Starz Media chose MIPTV to announce that its subsidiary, Film Roman, is committing to a new animated feature, DANTE'S INFERNO, to be co-produced by video games giant Electronic Arts. The project is based on the EA video game of the same name, currently in development -- another example of reaching out to wide audiences.

With networks looking closely at the cost of major drama, formats were much in evidence at MIPTV. FremantleMedia CEO Tony Cohen predicted that in the current risk-averse world, formats and tested game shows will continue to prove attractive propositions. Sorrell told delegates attending his keynote address, March 31, that broadcasters and networks are focusing on formats because they are a relatively cheap and efficient method of delivering audiences.

Format deals included Mark Burnett Prods. and Lionsgate TV's partnership to produce a U.S. version of Italian family talent show PARENTI TALENTI, U.S. production company Reveille's option to adapt Scandinavian format DON'T DATE HIM GIRL and Endemol's confirmation that the latest edition to their game show stable, THE WHOLE 19 YARDS, will pilot on CBS in the United States.

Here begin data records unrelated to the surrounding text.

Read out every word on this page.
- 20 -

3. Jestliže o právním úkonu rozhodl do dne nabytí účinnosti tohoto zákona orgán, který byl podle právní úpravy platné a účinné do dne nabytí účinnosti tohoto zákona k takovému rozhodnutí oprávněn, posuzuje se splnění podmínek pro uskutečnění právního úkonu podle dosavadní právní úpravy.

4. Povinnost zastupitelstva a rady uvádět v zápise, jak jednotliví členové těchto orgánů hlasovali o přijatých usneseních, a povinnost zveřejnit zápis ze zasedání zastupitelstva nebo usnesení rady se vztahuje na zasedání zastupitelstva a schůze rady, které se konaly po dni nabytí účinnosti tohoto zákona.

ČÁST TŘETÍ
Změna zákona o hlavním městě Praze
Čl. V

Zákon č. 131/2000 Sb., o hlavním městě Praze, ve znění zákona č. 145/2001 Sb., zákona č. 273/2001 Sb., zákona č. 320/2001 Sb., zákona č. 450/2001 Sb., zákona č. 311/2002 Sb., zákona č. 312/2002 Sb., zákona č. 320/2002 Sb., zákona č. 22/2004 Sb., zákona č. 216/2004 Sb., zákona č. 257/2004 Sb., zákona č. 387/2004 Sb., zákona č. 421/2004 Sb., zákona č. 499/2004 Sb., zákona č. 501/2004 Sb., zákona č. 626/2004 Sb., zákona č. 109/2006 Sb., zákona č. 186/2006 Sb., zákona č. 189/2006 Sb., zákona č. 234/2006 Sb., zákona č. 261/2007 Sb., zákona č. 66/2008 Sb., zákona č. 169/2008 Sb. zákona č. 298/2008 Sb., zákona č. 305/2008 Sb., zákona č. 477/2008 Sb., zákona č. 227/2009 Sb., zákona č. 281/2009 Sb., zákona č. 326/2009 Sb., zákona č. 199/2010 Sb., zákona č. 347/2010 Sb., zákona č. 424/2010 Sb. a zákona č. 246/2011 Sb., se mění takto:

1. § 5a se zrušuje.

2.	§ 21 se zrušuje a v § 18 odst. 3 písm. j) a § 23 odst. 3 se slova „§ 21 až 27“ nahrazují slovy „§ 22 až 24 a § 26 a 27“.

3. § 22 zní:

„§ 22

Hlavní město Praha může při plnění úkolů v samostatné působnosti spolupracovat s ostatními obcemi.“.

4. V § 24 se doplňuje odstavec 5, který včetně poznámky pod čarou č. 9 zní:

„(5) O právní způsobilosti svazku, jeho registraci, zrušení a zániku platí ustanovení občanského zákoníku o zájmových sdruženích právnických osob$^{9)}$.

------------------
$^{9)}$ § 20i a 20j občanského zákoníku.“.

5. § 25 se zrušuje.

Exactly when the television industry will start pulling out of the economic downturn was a question more asked than answered at MIPTV. Admitting it was probably a risky prediction, Sorrell suggested that a "pretty anaemic" recovery could start being seen in 2010. However, there are already signs that the Chinese market is beginning to pick up, according to the WPP chief executive.

The Chinese television industry was out in force at MIPTV, with a major delegation of over 90 companies and some 300 executives, headed by the State Administration of Radio, Film and Television (SARFT) Vice Minister Tian Jin.

The minister told MIPTV attendees that China is actively looking to develop co-production projects for the domestic and international market, particularly in documentaries, animation and drama.

Evidence of China's commitment to co-productions was quick to surface at MIPTV. CCTV Animation announced an agreement with PorchLight Ent. of the United States to develop and co-produce a 52 x 12 minutes preschool animation series, SNAP! LET'S GO. The deal marks the first collaboration on a long-format television animation series between the Chinese public broadcaster and a U.S. company. Meanwhile, the United Kingdom's Platinum Films teamed up with China's Crystal Film & Animation to produce 26 x 26 minutes of the MATT HATTER CHRONICLES, an animation project destined for Nickelodeon in the U.K.